Wednesday, June 22, 2016

Ethnic Balance Shifting Against Moscow East of the Urals

By Paul Goble

In Soviet times, the predominantly Russian Slavic share of the population east of the Urals rose to 80 percent, overwhelming the non-Russians there and ensuring Moscow’s control. This eastward migration of Slavs came about both as a result of state coercion under Joseph Stalin and thanks to large subsidies for workers prepared to live far from European Russia. But with the collapse of subsidies starting in Mikhail Gorbachev’s time, the Slavic share of the population in that enormous region has fallen to 60 percent, with the non-Slavic share rising to 40 percent. If current trends continue, the two groups will be roughly equal in size within a decade, and the non-Russians will be a majority within two—a shift that parallels but is far greater and more rapid than that of Russia as a whole.
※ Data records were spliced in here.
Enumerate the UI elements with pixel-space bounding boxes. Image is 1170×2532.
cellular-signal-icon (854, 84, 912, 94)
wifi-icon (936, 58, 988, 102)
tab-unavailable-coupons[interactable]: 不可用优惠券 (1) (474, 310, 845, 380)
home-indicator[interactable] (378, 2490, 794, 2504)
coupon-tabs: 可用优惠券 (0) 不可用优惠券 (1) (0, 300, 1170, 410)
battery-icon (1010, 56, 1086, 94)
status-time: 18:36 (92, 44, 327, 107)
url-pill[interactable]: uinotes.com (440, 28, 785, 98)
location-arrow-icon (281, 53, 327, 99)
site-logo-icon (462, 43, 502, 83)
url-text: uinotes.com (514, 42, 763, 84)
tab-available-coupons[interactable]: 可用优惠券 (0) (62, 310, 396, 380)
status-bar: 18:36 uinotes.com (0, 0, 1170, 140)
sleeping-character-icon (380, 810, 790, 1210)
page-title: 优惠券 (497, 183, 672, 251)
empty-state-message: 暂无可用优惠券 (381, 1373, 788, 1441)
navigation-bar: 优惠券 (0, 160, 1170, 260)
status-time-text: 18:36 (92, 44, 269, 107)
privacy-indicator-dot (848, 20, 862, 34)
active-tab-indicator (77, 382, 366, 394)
That is the conclusion of Yury Aksyutin, a specialist on demography and ethnic regions, in an article in the current issue of Novyye Issledovaniya Tuvy (, June 2). Aksyutin focuses on the change in the ethnic composition of populations of specific regions and republics. His research shows non-Russians increasing relative to Russians in many of these territories even more rapidly than they are in Siberia and the Russian Far East as a whole. If anything, this trend is intensifying as aging Russian populations die off or depart and younger non-Russian groups have more children—even though their fertility rates are falling toward all-Russia averages, as Russian scholars invariably point out.

This trend has important domestic and foreign policy implications. Domestically, it almost certainly means that non-Russians in the titular republics will demand more positions be given to them rather than to Russian minders. This could set the stage for conflicts both within the political elite and in broader society, between the newly self-confident rising non-Russian populations and the declining and departing ethnic-Russian ones. If Moscow concedes the point to the non-Russians, it will have less leverage over these areas; if it does not, it will face a new round of rising nationalism and various kinds of ethnic assertiveness, possibly including a restart of the parade of sovereignties, which in the early 1990s threatened to break apart the Russian Federation (, June 17).

And internationally, it has an impact on Russian national security. Compared to ethnic Russians, the non-Russians in Siberia and the Russian Far East are far more welcoming of the Chinese and Mongolians, viewing them as fellow Asiatics who have also been oppressed by “European” colonial powers. That has already led to a resurgence of pan-Mongol thinking about the Tuvins and to greater cultural and economic ties between Beijing and leaders of the non-Russian regions of Russia east of the Urals. As the population shift continues and the Russian economy declines, such relationships will only multiply and deepen, adding to Moscow’s security concerns about the expansion of Chinese influence there.

One immediate consequence is already apparent: Many of the non-Russians in this region are choosing to study Chinese as their preferred second or third language and are attending universities in China.